The government expects the coincident index to remain below 50 percent in March, while the leading index could stay above the line, the senior government economist said.

“The coincident index is in a severe trend, but production-related indicators show signs that they have stopped falling,” Senoo said, adding that production-related factors usually spur an economic recovery.

“The economy may have already hit bottom, but currently there are no data providing evidence of this,” he said.

Of indicators composing the coincident index, those on industrial production and industrial shipments both swung back into positive territory for the first time in 14 months, thanks to brisk exports of electronics parts and automobiles.

Overtime work hours edged up for the first positive reading in 15 months, but sales at department stores fell into negative territory for the first time in two months.

Of leading indicators, inventories of consumer goods showed positive readings for the third straight month, while stocks of industrial production goods looked strong for a second consecutive month.

The commodity market gauge also gained for the third month, mainly due to steel products whose output cuts helped reduce inventories and strong demand for crude rubber used in making cars.

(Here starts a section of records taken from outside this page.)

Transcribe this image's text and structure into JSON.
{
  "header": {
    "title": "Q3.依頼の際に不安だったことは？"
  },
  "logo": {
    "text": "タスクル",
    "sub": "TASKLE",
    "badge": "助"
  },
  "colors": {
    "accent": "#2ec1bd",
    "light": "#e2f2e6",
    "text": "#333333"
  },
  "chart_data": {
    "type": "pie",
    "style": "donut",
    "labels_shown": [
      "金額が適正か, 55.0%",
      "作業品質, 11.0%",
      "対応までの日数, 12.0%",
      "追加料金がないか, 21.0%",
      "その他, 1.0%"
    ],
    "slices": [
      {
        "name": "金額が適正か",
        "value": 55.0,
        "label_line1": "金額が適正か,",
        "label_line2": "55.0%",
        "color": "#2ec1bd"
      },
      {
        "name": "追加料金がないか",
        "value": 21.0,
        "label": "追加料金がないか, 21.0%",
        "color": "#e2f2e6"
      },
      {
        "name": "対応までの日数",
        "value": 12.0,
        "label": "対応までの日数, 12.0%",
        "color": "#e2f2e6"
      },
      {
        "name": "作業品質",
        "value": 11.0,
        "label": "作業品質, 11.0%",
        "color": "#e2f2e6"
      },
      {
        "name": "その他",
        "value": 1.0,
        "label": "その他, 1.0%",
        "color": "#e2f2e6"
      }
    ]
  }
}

The diffusion indexes — the coincident, leading and lagging — compare the current levels of various economic indicators with their levels three months earlier.

Households buy less

Average household spending in February fell 3.8 percent in real terms from a year earlier to 274,978 yen after posting a year-on-year increase of 0.8 percent in January, the government said Friday.

The figure also represents a seasonally adjusted decline of 3.6 percent from January, the Public Management, Home Affairs, Posts and Telecommunications Ministry said in a preliminary report.

“Household spending is still following an up-and-down pattern,” a ministry official said.

The fall in the key gauge of personal consumption reflects reduced spending in areas such as education, automobiles, clothing and household items, according to the ministry.

Spending on education, such as tuition for regular and cram schools, as well as study materials, fell 15.6 percent in real terms from a year earlier to 12,731 yen.

Outlays for transport and telecommunications, including such things as purchases of automobiles and auto parts, dipped 11.6 percent to 32,376 yen.

Expenditures on furniture and household items fell 8.4 percent to 8,256 yen, while those on clothing such as undergarments and traditional Japanese items fell 7.1 percent to 11,280 yen.

Health-care spending rose 4.1 percent to 11,228 yen, resulting from an influenza epidemic.